Comment on "Pro-life" and "pro-choice" aren't actually opposite positions
agamemnonymous@sh.itjust.works 3 weeks agoMy point is the anti natalists have the perspective that the risk of suffering is not worth imposing on a new human.
You saying that assessment is overblown does not change their perspective
The real part I didn’t understand is the “prior consent” part. Like I said, before you have the child, there’s nothing to ask for consent. It doesn’t make any sense.
But as to the rest, I’m saying that the assessment is so overblown that it ceases to be rational. A fraction of a fraction of a percent of people will never get fulfillment from life, so no one should ever have children?
There’s always some risk associated with everything. To never do anything because there’s a minuscule chance it could be disastrous is ridiculous.
Bane_Killgrind@lemmy.dbzer0.com 3 weeks ago
Ok so you do understand it, but you are dismissing the concern. That’s fine.
For the prior consent part, consent requires active and willful assent to the act being effectuated. By the constraints of existence, children can not consent to be created. It’s an order of operations issue.
The act of consent is not asking. The act of consent is being told, yes you can do that to me.
agamemnonymous@sh.itjust.works 3 weeks ago
I know what consent is. I’m saying that applying the concept of consent here is nonsensical. Consent is so logically impossible that it’s irrelevant. This is the part beyond understanding.
That’s why I bothered to go into any of the rest of the concern. The prior consent angle is meaningless, so the next place you go is retroactive consent.
Bane_Killgrind@lemmy.dbzer0.com 3 weeks ago
And when you don’t get it retroactively?
jaycifer@lemmy.world 3 weeks ago
I’m going to preface this by saying that while I understand the logic you are using by demanding consent before birth and don’t necessarily disagree with its credibility, it feels wrong to me, and that this is mostly me trying to justify that intuitive wrongness.
As I look for some precedent to compare your thinking to, the closest analogy I can find is someone in a coma.
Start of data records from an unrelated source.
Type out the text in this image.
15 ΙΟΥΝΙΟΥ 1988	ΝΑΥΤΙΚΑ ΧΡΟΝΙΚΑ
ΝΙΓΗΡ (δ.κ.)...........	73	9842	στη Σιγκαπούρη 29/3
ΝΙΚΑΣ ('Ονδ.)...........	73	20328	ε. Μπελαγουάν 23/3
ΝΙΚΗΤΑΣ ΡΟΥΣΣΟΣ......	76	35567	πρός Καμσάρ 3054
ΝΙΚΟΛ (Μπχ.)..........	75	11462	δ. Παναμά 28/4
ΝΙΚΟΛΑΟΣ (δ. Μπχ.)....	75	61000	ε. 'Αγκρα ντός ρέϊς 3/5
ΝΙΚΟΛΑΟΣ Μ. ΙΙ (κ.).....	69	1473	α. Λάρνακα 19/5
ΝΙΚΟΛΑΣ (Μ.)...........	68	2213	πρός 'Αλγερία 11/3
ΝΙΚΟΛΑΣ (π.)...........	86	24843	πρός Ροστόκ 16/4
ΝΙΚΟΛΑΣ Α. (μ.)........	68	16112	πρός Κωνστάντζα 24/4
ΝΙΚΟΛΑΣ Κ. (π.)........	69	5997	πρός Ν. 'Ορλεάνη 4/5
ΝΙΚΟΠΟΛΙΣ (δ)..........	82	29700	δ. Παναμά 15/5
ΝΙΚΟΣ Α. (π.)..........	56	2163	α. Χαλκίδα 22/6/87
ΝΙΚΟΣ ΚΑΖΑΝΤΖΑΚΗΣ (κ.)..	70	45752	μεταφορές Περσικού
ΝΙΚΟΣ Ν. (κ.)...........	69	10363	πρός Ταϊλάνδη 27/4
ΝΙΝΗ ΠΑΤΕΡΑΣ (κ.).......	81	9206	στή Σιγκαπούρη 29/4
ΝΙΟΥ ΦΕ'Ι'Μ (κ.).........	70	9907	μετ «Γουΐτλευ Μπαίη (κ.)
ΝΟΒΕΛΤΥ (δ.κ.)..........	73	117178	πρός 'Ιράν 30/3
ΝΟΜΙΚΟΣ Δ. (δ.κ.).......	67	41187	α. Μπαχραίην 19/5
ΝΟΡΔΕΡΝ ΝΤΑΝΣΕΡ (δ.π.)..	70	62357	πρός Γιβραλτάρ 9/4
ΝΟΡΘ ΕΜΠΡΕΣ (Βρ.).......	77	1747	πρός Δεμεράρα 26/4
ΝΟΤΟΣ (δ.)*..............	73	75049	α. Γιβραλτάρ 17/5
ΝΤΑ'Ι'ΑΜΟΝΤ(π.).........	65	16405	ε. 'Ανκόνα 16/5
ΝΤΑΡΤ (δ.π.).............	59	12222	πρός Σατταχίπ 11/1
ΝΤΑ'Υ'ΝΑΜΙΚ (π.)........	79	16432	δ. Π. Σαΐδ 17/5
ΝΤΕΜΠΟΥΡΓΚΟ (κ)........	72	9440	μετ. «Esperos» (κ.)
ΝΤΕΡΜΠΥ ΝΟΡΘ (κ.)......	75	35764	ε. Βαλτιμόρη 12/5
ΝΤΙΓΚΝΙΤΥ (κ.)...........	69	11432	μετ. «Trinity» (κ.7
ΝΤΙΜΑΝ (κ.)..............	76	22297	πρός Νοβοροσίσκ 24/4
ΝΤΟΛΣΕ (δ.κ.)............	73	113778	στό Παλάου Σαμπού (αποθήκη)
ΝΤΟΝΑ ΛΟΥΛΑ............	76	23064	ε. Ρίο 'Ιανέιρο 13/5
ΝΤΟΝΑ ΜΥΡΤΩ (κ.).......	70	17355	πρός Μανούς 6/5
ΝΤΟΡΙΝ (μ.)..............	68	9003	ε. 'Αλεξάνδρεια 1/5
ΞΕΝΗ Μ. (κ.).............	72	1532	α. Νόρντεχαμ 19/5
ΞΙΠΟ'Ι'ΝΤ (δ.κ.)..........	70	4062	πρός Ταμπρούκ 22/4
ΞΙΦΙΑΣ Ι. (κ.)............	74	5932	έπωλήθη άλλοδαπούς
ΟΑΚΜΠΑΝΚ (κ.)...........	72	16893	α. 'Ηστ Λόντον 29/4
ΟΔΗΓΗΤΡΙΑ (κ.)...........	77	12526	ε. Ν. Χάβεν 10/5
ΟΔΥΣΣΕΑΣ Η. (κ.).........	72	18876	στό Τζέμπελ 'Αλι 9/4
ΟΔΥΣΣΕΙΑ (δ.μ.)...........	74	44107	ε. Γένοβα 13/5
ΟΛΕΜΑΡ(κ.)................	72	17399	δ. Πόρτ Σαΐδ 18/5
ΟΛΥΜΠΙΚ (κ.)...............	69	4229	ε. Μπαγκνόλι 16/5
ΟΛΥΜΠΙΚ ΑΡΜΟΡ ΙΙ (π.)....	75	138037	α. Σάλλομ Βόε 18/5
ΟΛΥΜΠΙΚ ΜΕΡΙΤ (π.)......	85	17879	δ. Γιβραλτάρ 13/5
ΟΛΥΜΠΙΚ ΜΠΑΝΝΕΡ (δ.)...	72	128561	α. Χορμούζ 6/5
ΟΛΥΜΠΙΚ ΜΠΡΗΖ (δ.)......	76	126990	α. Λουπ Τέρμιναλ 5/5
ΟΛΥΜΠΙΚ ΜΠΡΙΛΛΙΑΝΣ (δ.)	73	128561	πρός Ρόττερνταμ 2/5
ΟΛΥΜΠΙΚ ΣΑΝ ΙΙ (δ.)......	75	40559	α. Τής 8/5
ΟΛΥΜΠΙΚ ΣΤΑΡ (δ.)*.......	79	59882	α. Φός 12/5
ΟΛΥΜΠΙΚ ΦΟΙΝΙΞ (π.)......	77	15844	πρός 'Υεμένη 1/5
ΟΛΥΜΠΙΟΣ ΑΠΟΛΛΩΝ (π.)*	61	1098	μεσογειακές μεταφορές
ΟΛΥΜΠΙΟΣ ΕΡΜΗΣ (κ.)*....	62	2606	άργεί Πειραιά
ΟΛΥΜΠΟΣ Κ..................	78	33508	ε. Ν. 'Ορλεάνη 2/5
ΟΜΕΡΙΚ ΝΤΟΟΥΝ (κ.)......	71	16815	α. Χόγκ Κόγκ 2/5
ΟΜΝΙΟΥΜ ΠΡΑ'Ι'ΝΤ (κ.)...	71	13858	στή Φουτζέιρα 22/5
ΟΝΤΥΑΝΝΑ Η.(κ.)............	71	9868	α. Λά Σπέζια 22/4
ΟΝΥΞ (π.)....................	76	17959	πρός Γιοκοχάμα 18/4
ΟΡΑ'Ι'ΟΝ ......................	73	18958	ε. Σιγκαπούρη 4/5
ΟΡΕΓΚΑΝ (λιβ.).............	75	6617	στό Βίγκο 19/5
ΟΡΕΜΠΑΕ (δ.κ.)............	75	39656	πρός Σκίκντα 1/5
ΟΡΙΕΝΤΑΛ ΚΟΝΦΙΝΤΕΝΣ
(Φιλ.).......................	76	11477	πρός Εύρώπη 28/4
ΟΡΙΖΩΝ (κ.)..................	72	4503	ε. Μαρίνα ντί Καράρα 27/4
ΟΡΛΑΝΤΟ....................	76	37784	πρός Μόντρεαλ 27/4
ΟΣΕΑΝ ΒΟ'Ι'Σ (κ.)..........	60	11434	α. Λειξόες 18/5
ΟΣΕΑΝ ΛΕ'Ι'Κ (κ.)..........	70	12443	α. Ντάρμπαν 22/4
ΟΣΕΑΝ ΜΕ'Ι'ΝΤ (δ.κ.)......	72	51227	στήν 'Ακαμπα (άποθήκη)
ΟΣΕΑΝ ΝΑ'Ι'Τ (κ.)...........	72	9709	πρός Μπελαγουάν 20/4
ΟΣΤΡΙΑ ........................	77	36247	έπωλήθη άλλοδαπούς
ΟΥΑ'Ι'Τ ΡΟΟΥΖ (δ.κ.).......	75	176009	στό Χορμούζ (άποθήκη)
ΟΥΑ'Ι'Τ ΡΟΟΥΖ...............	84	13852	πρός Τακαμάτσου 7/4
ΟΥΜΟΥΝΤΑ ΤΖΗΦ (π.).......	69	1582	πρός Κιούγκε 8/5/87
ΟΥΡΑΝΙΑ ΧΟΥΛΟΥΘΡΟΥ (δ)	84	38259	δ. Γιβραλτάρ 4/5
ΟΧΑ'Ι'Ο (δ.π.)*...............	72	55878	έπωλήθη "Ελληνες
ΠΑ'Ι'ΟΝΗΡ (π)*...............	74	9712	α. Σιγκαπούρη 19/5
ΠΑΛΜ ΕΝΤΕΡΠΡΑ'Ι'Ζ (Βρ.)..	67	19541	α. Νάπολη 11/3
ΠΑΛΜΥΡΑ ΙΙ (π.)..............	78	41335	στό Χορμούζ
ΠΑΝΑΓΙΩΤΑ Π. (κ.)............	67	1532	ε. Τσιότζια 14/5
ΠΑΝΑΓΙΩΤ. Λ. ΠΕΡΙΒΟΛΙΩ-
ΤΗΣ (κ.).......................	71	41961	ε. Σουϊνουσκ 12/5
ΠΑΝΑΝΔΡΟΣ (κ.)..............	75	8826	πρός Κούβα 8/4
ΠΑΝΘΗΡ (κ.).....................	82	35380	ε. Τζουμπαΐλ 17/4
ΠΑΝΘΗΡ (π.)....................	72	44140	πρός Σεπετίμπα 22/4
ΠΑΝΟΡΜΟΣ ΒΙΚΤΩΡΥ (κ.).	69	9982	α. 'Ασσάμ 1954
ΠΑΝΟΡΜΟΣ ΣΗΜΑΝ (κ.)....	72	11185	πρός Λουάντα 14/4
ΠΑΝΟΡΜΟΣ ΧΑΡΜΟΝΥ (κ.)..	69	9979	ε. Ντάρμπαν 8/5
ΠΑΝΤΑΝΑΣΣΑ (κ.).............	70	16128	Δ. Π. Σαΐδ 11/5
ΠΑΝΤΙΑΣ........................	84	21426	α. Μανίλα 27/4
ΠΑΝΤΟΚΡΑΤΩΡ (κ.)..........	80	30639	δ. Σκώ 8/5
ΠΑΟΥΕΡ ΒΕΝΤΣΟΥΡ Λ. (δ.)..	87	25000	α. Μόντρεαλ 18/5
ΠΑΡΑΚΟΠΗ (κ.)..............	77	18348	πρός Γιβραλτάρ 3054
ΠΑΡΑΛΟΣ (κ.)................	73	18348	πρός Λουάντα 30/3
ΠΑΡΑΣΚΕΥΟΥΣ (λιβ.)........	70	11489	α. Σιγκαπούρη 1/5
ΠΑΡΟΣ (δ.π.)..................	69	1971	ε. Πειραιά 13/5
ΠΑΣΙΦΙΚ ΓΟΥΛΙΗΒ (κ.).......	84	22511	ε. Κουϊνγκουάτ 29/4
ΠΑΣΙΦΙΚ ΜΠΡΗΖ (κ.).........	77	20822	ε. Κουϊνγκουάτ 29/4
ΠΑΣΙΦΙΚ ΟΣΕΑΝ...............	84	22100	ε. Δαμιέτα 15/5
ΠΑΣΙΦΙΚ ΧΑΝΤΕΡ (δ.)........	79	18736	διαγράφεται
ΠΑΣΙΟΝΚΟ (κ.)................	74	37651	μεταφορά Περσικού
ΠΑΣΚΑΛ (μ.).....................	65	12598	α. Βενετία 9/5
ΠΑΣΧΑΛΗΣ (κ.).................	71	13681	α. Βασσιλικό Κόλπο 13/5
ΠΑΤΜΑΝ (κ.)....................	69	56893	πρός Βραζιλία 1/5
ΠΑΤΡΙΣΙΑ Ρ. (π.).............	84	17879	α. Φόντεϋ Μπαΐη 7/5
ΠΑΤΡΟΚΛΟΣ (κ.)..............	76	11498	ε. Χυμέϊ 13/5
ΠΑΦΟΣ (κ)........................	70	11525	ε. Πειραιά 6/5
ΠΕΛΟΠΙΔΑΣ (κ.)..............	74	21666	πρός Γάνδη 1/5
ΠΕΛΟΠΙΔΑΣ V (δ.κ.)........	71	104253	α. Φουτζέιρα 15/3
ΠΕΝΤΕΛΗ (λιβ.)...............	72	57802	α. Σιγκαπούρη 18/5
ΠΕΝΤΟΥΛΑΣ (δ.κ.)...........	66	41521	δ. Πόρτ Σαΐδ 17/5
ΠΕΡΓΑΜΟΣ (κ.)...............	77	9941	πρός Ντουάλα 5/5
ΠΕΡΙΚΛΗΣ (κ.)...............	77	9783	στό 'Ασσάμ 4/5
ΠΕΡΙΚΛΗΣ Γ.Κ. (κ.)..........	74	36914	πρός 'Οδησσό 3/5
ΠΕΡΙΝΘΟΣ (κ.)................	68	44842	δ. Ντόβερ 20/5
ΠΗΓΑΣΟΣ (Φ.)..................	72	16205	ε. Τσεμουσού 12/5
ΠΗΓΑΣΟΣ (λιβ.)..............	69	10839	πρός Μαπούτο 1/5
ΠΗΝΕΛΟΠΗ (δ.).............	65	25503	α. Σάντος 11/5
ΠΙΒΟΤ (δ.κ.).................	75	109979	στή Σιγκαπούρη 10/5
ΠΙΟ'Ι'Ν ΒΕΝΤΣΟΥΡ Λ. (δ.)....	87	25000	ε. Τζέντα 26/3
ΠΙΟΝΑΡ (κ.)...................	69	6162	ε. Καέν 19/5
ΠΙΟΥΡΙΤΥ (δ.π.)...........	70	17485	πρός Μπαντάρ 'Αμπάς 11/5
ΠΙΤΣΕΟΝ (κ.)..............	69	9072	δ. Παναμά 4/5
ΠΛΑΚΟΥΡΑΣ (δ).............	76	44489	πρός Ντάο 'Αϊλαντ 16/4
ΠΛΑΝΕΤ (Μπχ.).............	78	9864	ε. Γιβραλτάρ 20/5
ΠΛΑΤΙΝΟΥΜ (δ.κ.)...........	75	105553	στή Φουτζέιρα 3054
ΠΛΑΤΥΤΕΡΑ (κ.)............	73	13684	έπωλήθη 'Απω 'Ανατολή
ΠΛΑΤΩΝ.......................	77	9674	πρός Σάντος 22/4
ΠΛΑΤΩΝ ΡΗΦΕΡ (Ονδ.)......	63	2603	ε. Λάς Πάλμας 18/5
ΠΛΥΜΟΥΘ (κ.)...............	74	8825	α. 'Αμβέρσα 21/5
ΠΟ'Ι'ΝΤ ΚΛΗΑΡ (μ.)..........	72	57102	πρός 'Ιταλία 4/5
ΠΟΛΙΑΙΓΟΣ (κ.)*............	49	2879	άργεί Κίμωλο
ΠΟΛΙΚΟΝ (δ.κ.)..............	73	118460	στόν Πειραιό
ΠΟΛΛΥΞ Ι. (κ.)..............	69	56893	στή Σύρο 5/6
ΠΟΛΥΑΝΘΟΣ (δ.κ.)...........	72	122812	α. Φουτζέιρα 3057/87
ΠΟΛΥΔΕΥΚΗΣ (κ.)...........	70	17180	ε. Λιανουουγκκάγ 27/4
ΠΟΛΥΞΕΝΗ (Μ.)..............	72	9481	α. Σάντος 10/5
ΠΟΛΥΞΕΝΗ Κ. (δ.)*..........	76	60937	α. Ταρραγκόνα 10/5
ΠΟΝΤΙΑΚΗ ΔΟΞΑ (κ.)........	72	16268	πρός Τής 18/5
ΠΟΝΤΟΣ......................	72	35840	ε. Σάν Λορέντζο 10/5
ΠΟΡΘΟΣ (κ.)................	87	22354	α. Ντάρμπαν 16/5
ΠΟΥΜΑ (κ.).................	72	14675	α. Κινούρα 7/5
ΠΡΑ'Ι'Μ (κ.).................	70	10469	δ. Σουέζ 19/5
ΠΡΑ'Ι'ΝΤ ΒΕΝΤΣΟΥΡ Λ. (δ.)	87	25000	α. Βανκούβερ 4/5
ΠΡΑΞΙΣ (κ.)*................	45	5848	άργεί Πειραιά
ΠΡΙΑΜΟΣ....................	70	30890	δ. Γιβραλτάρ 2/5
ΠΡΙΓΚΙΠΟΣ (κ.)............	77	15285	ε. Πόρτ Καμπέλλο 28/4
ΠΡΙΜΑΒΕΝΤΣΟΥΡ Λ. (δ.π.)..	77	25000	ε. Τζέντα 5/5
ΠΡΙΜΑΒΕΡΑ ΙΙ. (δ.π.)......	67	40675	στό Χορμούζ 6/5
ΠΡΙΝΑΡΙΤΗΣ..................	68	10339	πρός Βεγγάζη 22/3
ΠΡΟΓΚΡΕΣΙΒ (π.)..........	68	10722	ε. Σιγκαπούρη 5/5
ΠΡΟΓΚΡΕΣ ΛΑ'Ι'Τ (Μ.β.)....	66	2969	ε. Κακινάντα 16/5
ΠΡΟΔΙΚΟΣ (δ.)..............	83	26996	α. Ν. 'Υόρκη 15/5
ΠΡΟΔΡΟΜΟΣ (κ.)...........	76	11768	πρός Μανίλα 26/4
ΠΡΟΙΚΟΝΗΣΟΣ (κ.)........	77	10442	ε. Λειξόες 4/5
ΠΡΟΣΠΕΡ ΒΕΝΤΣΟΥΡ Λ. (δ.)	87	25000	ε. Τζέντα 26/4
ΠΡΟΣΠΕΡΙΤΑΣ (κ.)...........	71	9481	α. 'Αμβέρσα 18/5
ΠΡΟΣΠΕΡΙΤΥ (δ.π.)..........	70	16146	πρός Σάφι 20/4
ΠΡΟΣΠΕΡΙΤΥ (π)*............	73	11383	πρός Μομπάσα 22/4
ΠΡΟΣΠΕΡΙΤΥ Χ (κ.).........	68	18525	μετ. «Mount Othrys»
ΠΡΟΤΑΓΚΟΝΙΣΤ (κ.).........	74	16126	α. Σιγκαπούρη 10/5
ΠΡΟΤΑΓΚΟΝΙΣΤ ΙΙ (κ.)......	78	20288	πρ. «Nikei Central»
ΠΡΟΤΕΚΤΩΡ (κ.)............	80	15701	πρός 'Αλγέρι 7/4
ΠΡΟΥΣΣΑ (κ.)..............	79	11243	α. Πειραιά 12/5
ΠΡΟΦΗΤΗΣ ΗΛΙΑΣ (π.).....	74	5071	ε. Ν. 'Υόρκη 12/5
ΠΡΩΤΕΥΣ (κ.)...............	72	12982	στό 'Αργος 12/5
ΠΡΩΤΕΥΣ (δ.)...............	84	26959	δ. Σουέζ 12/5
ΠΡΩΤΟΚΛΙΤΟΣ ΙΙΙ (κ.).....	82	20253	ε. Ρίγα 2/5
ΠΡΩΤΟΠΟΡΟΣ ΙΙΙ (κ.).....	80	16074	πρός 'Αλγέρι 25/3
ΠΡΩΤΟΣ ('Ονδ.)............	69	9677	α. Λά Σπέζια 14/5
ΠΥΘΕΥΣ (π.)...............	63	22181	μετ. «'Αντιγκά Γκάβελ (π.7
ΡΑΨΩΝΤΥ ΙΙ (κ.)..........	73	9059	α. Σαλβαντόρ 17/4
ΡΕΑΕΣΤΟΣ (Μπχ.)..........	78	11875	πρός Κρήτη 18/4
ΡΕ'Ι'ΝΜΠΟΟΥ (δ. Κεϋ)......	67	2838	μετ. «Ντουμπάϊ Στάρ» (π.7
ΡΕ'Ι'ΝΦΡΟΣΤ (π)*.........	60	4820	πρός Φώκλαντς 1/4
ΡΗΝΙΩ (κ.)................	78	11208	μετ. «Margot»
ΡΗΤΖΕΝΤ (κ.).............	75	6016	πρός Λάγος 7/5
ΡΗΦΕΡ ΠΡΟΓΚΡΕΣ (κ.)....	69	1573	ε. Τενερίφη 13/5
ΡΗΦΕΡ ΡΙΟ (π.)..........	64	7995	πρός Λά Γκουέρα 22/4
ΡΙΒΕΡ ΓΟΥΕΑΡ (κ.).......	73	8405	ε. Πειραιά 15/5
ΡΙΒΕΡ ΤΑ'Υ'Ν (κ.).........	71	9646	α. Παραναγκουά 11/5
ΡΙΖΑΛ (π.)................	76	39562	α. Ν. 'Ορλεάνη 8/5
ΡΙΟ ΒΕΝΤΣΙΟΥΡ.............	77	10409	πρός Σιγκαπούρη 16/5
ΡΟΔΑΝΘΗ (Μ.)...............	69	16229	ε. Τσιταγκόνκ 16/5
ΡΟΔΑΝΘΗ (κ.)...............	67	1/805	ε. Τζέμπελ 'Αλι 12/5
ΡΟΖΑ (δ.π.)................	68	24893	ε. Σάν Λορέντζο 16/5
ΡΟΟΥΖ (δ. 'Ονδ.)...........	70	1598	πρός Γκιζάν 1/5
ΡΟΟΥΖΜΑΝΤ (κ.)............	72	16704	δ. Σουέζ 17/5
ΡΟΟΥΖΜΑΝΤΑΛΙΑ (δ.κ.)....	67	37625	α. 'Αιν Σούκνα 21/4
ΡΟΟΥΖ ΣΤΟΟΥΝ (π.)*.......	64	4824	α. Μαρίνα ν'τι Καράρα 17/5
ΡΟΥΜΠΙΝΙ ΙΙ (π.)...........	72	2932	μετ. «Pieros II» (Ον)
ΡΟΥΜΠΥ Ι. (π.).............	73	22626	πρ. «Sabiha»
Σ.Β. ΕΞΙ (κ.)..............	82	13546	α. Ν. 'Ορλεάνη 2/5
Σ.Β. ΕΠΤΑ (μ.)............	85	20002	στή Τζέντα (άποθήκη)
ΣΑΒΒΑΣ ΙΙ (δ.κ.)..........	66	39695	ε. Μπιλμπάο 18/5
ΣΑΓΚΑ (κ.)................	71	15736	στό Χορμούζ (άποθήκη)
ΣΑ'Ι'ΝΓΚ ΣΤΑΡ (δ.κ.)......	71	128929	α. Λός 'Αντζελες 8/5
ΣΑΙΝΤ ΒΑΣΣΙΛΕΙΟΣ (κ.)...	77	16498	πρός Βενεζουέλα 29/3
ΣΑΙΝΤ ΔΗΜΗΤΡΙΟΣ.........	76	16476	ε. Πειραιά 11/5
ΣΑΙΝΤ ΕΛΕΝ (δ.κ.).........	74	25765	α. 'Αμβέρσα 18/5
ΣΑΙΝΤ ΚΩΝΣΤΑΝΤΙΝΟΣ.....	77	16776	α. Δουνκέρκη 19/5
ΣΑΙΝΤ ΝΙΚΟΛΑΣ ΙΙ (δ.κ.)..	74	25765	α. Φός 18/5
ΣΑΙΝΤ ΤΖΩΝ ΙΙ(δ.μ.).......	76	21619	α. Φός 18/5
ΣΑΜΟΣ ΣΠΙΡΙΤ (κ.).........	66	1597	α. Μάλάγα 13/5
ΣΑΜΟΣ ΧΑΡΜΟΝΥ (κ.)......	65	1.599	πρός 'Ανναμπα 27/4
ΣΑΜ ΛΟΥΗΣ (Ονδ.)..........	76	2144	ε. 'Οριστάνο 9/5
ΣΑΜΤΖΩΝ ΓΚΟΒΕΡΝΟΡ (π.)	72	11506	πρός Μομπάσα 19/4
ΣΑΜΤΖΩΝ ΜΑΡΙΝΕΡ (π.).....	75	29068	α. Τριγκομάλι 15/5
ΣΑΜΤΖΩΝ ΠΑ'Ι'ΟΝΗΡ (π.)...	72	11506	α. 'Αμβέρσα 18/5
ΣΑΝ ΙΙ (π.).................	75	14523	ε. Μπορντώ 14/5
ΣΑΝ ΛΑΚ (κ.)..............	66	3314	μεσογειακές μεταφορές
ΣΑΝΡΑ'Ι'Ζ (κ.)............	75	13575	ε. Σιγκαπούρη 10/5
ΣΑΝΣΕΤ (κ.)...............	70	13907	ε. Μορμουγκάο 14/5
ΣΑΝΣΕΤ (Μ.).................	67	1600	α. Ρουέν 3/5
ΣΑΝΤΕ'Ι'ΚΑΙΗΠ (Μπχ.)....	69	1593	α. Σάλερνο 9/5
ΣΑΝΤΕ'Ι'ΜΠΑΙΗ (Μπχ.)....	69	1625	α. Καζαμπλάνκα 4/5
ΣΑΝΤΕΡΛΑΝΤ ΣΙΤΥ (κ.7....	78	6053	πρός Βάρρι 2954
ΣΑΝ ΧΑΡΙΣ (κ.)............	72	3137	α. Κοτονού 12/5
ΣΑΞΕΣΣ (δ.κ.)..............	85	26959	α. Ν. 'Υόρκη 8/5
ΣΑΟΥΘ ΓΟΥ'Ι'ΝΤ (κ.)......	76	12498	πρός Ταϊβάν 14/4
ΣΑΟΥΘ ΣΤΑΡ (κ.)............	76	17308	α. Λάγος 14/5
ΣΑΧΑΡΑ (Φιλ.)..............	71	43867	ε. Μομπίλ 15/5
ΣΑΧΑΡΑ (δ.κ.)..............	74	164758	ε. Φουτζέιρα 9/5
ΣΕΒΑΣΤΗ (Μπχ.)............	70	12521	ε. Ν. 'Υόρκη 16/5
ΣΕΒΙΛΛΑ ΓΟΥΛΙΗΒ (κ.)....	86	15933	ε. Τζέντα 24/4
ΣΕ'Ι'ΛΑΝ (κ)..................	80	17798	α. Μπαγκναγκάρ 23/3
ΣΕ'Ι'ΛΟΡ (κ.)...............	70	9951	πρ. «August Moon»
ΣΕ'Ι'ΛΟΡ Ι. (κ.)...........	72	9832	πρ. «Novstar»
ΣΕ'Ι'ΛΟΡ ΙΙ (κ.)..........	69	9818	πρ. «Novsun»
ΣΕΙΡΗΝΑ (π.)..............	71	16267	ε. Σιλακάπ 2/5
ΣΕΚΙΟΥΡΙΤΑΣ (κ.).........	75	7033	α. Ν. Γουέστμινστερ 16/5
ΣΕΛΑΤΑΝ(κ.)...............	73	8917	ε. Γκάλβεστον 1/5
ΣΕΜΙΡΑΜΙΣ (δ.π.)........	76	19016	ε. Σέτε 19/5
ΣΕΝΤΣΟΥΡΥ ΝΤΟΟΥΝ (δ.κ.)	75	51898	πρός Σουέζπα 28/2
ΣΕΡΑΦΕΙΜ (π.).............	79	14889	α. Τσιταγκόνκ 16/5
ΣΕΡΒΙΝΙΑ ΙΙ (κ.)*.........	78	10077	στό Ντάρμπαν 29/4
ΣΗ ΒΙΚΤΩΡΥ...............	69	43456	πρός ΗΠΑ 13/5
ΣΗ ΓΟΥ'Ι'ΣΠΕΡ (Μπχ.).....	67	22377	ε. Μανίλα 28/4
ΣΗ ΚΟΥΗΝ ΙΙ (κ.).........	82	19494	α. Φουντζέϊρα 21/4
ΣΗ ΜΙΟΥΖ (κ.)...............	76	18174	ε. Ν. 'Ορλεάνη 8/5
According to your logic, if a person is in a coma and it is uncertain whether they will ever wake up with no prior consent given one way or the other on what to do with them under such circumstances, then they should be kept alive because they have not given consent to pull the plug yet. Does that sound correct to you?
When such a scenario plays out in the real world I believe that right to consent is given to that person’s closest relative(s) to strike a balance between the practicality of making a decision and morality of that decision being made by those who know the person best, attaining an imperfect state of near-consent.
To apply the same thinking to birth, an unborn person-to-be has no ability to consent to their birth, so that consent must come from their parents, who may not know exactly who that person is but have the best idea of the circumstances and growing up conditions they would be born into which would affect their consent when they are able to give it. That, to me, seems like the best near-consent that can be attained.
In more basic terms, I think it should be morally necessary for potential parents to ask themselves “would I want to be born to us in our current and predicted circumstances?” Id both honestly answer yes then that near-consent has been achieved, and if either answers no or they never ask that question, it is not achieved and they should not have a child.
Does that seem rational enough to you?
jaycifer@lemmy.world 3 weeks ago
Then there’s another suicide in the world, I think they went over that earlier.